D 19 mai 2010     H 20:49     A     C 0 messages


La proclamation d’un « gouvernement provisoire de la Kabylie » par Ferhat Mhenni et le MAK est un fait politique non négligeable dans le débat et le combat politique de l’Algérie d’aujourd’hui, au-delà de l’écho que suscite cet événement chez la population concernée qu’il faut d’ailleurs regarder de prés après coup. Cet événement constitue une expression, parmi d’autres, de l’impasse politique que connaît la « révolte » kabyle. Révolte qui, comme nous le savons, a pris la forme qu’on lui connaît des événements d‘avril 80 de tizi ouzou. Elle a pris une certaine maturité politique en 2001. Mais elle prend ses origines dans les contradictions qu’a connu le mouvement national dés les années 1950. Cet itinéraire est mis en exergue par les polémiques et les controverses que provoquent d’une manière récurrente les lectures faites sur l’histoire de ce dernier, notamment à l’endroit des personnages et de « héros » kabyles et des événements qui ont eu lieu en Kabylie : le congrès de la Soummam, le rôle de Abbane Ramdane , l’assassinat de Krim Belkacem et aujourd’hui la dépouille du colonel Amirouche ; Tous kabyles et acteurs de premier ordre du mouvement national et considérés comme « représentant » ( !!!) de la Kabylie.

Le rôle de Ferhat Mhenni

C’est cependant à travers l’évolution artistique, intellectuelle et politique du personnage Ferhat Mhenni qu’il est nécessaire de saisir les portées de cet événement dans la mesure où l’initiative reste pour le moment isolée et ne correspond peut-on dire à aucune dynamique populaire.

Nous connaissons la dimension subversive de la chanson en Kabylie et le rôle qu’elle a joué dans la construction du discours politique dés les années 1960. Tout les thèmes sont abordés : l’émigration, l’exode rural, l’urbanisation et l’industrialisation, l’émancipation des femmes, l’amour impossible dans une société patriarcale …etc. Même la laïcité fut abordée en filigrane. La chanteuse Nouara, sur une composition de Cherif Kheddam, a chanté en 1976, dans un album intitulé « l’année internationale de la femme » « anfigi ad &re& » (laissez- moi faire des études). Elle dénonce la société patriarcale qui freinait l’élan émancipateur des femmes impulsé par l’indépendance nationale.

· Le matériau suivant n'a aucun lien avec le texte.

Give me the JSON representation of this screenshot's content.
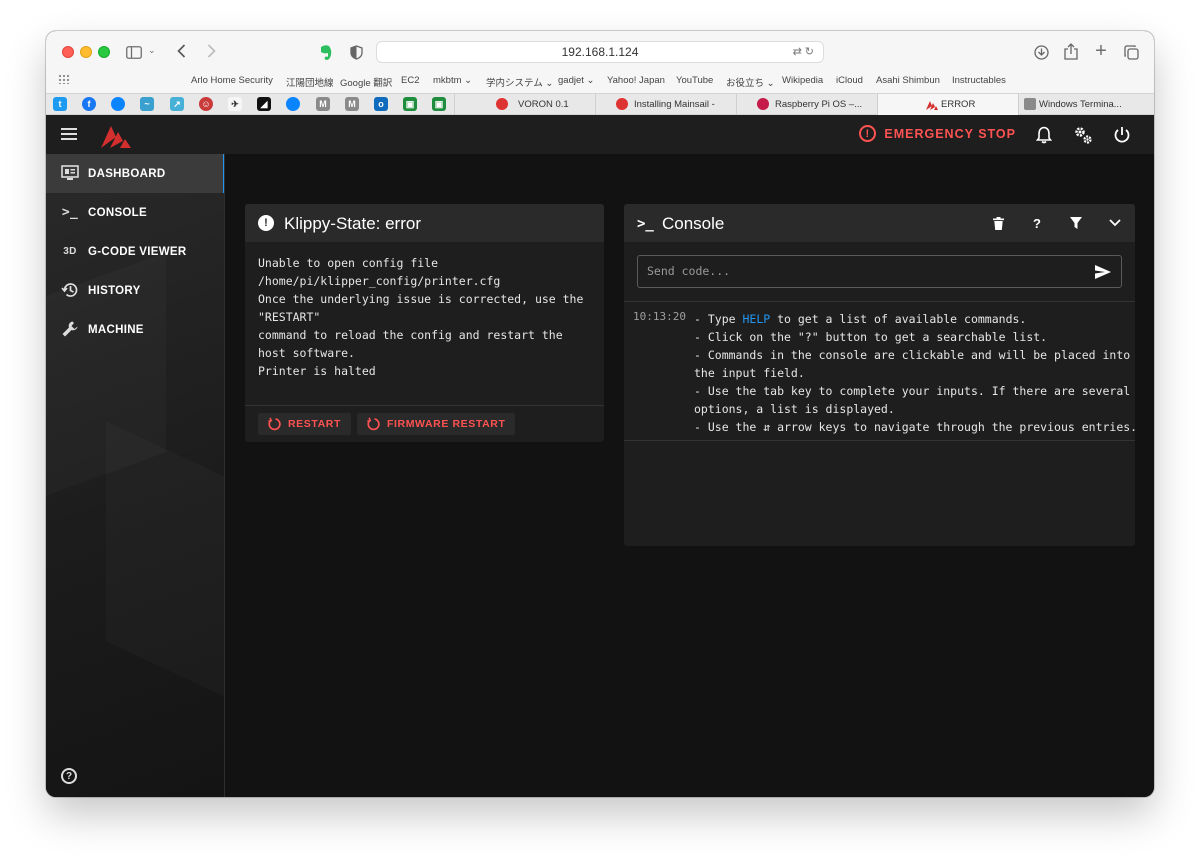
{
  "browser": {
    "url": "192.168.1.124",
    "favorites": [
      "Arlo Home Security",
      "江陽団地線",
      "Google 翻訳",
      "EC2",
      "mkbtm ⌄",
      "学内システム ⌄",
      "gadjet ⌄",
      "Yahoo! Japan",
      "YouTube",
      "お役立ち ⌄",
      "Wikipedia",
      "iCloud",
      "Asahi Shimbun",
      "Instructables"
    ],
    "tabs": [
      {
        "label": "VORON 0.1",
        "active": false
      },
      {
        "label": "Installing Mainsail -",
        "active": false
      },
      {
        "label": "Raspberry Pi OS –...",
        "active": false
      },
      {
        "label": "ERROR",
        "active": true
      },
      {
        "label": "Windows Termina...",
        "active": false
      }
    ],
    "pinned_icons": [
      "twitter-icon",
      "facebook-icon",
      "messenger-icon",
      "adobe-icon",
      "chart-icon",
      "octoprint-icon",
      "bird-icon",
      "autodesk-icon",
      "messenger-icon",
      "m-icon",
      "m-icon",
      "outlook-icon",
      "classroom-icon",
      "classroom-icon"
    ]
  },
  "appbar": {
    "emergency_stop": "EMERGENCY STOP"
  },
  "sidebar": {
    "items": [
      {
        "label": "DASHBOARD",
        "icon": "monitor-dashboard-icon",
        "active": true
      },
      {
        "label": "CONSOLE",
        "icon": "console-icon",
        "active": false
      },
      {
        "label": "G-CODE VIEWER",
        "icon": "3d-icon",
        "active": false
      },
      {
        "label": "HISTORY",
        "icon": "history-icon",
        "active": false
      },
      {
        "label": "MACHINE",
        "icon": "wrench-icon",
        "active": false
      }
    ],
    "icon_3d_text": "3D"
  },
  "klippy": {
    "title": "Klippy-State: error",
    "message_lines": [
      "Unable to open config file",
      "/home/pi/klipper_config/printer.cfg",
      "",
      "Once the underlying issue is corrected, use the",
      "\"RESTART\"",
      "command to reload the config and restart the",
      "host software.",
      "Printer is halted"
    ],
    "restart_label": "RESTART",
    "firmware_restart_label": "FIRMWARE RESTART"
  },
  "console": {
    "title": "Console",
    "input_placeholder": "Send code...",
    "input_value": "",
    "help_btn": "?",
    "entry": {
      "time": "10:13:20",
      "line1_prefix": "- Type ",
      "line1_cmd": "HELP",
      "line1_suffix": " to get a list of available commands.",
      "lines": [
        "- Click on the \"?\" button to get a searchable list.",
        "- Commands in the console are clickable and will be placed into",
        "the input field.",
        "- Use the tab key to complete your inputs. If there are several",
        "options, a list is displayed.",
        "- Use the ⇵ arrow keys to navigate through the previous entries."
      ]
    }
  },
  "colors": {
    "accent": "#2196f3",
    "error": "#ff5252",
    "app_bg": "#121212",
    "card_bg": "#1e1e1e"
  }
}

On peut entendre, mine de rien, dans une des chansons d’Idir le « verset » suivant : « Taârabt menci dagla ne&, tinslemt i win ityeb&an » (l’arabe n’est pas la notre. L’islam est un choix personnel). Slogan que reprendra plus tard Mâatoub Lounes d’une manière tonitruante lors de son passage sur la chaine française TF1 dans le courant des années 90 : « je ne suis pas arabe et je ne suis pas obligé d’être musulman » a-t-il proclamé. Au fil des années, c’est la problématique identitaire qui va cristalliser tous les discours, notamment après avril 80.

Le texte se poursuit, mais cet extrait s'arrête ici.